LE TEMPS DE LA MEDECINE
Madeleine, 103 ans, Mamie-Mad' pour les petits (petits-fils sexagénaires compris), caracole devant quatre générations : Jean-Louis, 83 ans, Michel, 60 ans, Olivier, 36 ans, et Marie, 11 ans. La famille T compte donc cinq générations. Mieux, Madeleine a une sur aînée, Jeanne, 108 ans, qui appartient elle aussi à la cinquième génération de sa lignée. Deux filiations de cinq générations simultanément. Plus fort encore : le phénomène, très rare quand il se produit une fois, rarissime quand il est observé à deux reprises, aura été observé à une troisième reprise dans la même famille : la grand-mère de Mamie-Mad' et de Mamie-Jeanne a en effet elle-même connu son arrière-arrière-petit-fils.

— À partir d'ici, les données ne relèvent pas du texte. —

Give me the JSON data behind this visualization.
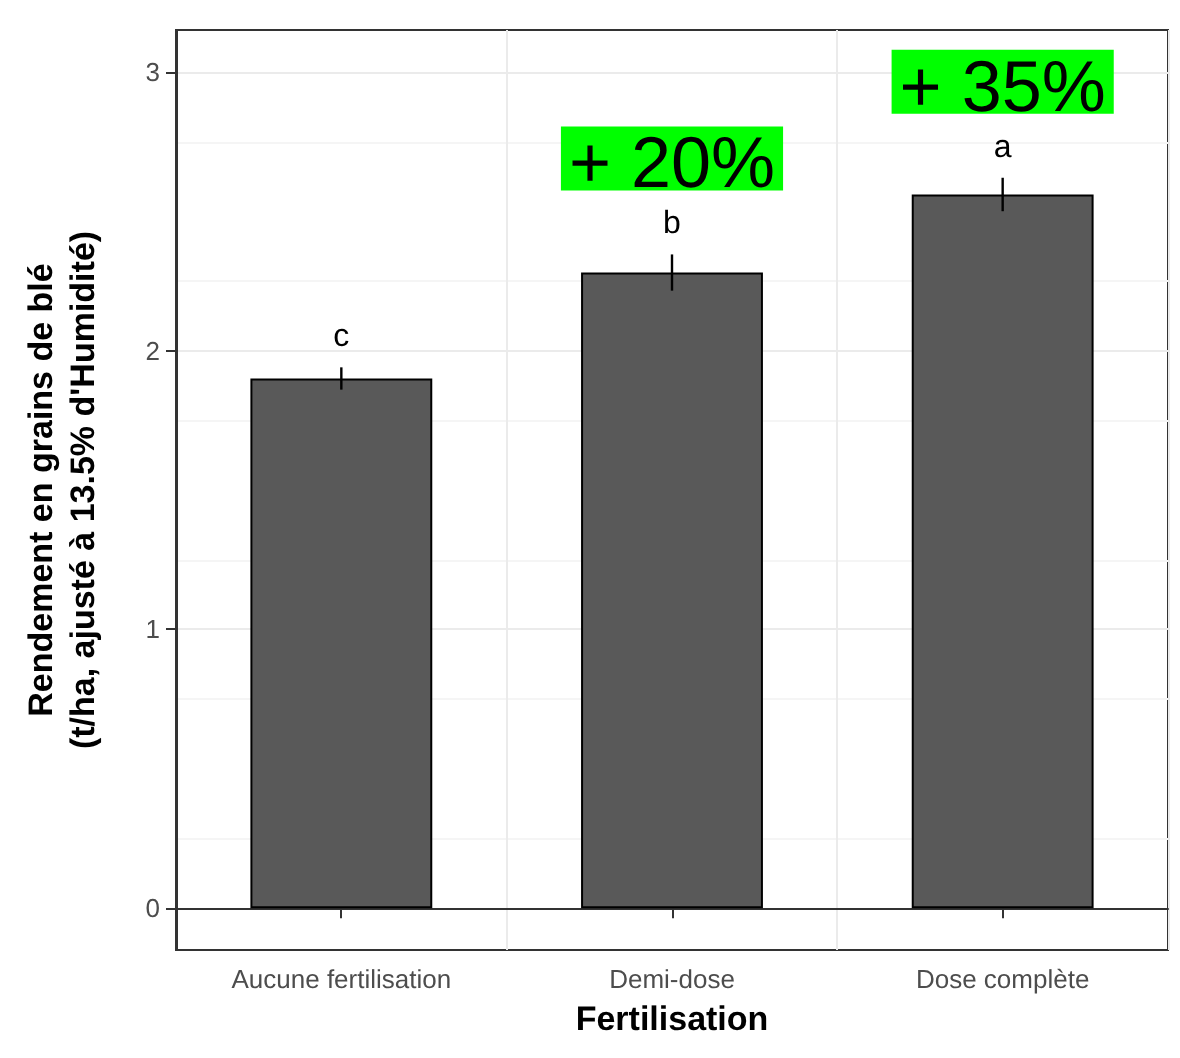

Quel atavisme extraordinaire et mystérieux se transmettrait dans les gènes des T. pour multiplier une telle performance, alors que pas plus de 3 000 familles françaises (3 382 précisément) ne pouvaient s'enorgueillir en 1999 du titre de familles pentagénérationelles (familles de cinq générations) ? « Mais absolument aucun ! » s'exclame Jean-Louis, 83 ans, membre de la 4e génération, qui jure que rien, vraiment rien d'extraordinaire, ne caractérise à sa connaissance sa famille.
Le secret des dynasties
« On ne peut pas dire que nous ayons une santé de fer », estime-t-il, rejoignant le sentiment des quelque 503 familles qui se sont prêtées à la grande enquête menée conjointement par Novartis et la Fondation de gérontologie, en 1999-2000, première et unique étude du genre menée en France (« le Quotidien » du 7 décembre 2000).
Lui-même confie qu'il a eu son compte de pépins de santé : problèmes cardiaques, pose de deux hanches artificielles, en particulier.
Sa grand-mère était sujette à une arthrose très invalidante. Sa mère, en revanche, n'a pas de souci particulier de santé, elle vit toujours dans son appartement, situé dans le même immeuble que celui de Jean-Louis.
Le secret de ces dynasties pentagénérationnelles ne résiderait donc pas tant dans une santé exceptionnelle que dans la régularité du renouvellement générationnel : les générations de T. se suivent depuis près d'un siècle à une cadence réglée comme du papier à musique : tous se sont mariés à 22 ou 23 ans et tous ont eu leur premier enfant dans la foulée.
Pour que la chaîne puisse s'allonger, la condition sine qua non, c'est qu'aucun maillon ne s'allonge lui-même.
Lien intergénérationnel
L'enquête Novartis insistait aussi sur les notions de solidarité et de cohésion observées en général dans ces familles, l'entraide entre générations étant un facteur essentiel pour assurer le croisement de cinq générations. Le fameux lien intergénérationnel dont les événements de cet été ont cruellement mis en évidence les limites. Les T. échapperaient-ils au délitement ambiant ? Jean-Louis, qui se désole à l'évocation de la mort solitaire de tant de personnes âgées, refuse pourtant de citer sa famille comme un contre-exemple en matière de solidarité. « On n'a pas de calendrier particulier qui nous astreigne à nous retrouver régulièrement, précise-t-il. Ainsi, il nous est arrivé à plus d'une reprise, mon épouse et moi, de passer Noël en solitaires. La dernière fois que les cinq générations se sont réunies toutes ensemble, c'était pour les 100 ans de maman, il y a déjà trois ans. »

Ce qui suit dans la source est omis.